Great articulation of your symptoms and feelings in this post. I understand the state of freedom. I might share those words with my therapist and pdoc. Shades of gray...difficult. All or nothing thing is so hard to break out of, but what a perfect person to be paired with in Dr. X to help bring you into the balance of gray.

Keep writing...Kara

Polar Bear said...

I tend to see things in black and white too. Very difficult to see the shades of grey as you say. V and I talked about this one time, and she said she didn't want me to just see things in shades of grey either, but wanted me to see the whole variety of rainbow colours.

It's tough thing to do though, when you have been brought up in a very black and white household. It IS possible though, through re learning - and it sounds as if the relationship you have with Dr X is helping in that respect.

Aqua said...

SV: Thanks...I agree that chronic depression takes a toll on knowing who you are. Perhaps I shoot to high becasue I try so ahrd to get out of the depression and when a chance comes I "oversoot" the target.
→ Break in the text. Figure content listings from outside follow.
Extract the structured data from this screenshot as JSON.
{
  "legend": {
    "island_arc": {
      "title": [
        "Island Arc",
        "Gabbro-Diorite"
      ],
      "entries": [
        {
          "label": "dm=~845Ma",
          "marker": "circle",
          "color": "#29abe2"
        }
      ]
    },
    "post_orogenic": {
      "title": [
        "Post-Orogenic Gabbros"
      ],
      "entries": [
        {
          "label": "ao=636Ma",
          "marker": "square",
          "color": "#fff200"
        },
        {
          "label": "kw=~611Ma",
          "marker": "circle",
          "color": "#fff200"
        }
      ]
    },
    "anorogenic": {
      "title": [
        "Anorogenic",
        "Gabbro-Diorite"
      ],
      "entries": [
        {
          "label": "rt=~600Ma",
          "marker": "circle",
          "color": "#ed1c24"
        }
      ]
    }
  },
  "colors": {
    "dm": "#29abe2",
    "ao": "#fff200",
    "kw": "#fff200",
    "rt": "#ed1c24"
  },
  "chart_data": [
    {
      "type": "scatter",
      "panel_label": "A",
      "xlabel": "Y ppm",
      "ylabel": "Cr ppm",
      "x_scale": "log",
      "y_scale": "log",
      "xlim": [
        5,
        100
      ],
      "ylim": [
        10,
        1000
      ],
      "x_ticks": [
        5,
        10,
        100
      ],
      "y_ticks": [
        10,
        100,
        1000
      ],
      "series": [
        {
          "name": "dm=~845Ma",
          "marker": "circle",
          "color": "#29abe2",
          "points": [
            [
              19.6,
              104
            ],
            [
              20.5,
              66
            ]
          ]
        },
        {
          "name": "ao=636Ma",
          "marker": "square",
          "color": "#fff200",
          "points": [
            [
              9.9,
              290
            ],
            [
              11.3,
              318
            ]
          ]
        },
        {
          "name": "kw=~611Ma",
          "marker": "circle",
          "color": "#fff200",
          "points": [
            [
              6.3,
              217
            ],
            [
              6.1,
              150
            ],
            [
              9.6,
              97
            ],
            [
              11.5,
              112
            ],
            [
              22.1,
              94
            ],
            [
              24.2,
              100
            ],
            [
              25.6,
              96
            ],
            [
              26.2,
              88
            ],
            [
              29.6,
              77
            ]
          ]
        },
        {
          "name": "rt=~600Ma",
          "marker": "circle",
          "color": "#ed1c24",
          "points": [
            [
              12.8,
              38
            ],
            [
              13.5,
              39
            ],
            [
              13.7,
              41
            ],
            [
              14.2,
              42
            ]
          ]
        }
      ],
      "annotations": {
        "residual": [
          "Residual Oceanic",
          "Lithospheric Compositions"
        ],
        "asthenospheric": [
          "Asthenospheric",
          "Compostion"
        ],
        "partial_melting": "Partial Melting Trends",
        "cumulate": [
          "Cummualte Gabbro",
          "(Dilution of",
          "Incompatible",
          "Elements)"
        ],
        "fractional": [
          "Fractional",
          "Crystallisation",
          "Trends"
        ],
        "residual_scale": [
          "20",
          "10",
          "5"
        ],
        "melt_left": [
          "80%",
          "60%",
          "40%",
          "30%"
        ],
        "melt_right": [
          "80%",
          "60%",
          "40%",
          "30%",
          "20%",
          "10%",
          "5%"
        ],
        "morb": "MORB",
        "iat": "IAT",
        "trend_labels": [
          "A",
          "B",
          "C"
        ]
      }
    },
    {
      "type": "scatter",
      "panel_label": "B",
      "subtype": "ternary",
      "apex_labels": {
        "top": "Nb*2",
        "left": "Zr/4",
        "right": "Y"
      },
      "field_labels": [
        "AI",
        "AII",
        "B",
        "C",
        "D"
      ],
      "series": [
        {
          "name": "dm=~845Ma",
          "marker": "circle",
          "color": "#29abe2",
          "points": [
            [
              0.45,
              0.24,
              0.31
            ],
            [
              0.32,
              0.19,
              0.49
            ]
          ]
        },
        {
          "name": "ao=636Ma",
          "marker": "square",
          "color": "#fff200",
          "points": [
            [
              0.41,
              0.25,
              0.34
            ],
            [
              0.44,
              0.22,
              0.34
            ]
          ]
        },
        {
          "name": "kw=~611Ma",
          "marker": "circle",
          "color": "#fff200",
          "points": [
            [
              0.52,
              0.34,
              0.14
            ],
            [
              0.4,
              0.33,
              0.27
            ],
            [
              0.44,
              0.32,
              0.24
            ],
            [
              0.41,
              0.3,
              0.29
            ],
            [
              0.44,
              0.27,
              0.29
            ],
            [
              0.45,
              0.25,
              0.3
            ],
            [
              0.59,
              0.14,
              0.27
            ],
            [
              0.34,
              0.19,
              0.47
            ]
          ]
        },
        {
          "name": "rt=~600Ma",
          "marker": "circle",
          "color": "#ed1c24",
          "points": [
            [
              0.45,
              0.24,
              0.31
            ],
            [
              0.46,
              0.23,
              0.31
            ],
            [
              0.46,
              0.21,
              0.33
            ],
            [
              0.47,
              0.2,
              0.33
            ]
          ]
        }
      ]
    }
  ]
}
Michelle: I am pretty sure my highs are higher than non-depresse people's "normal". I almost always receive feedback about my over enthusiasm when I am high. I absolutely agree finding the balance is the tricky part.

Kara: Thanks for you comments. I think in a million ways I just happened to get the pdoc I needed when I needed him. In many ways we are so opposite, yet I think he really is able to understand me, and the things we are different in I really value and need more of in my life. I just need lots of practice getting there.

Polar Bear: I absolutely LOVE what V said about wanting you to see the whole variety of rainbow colours. That is what I will strive for too. Thanks for sharing that.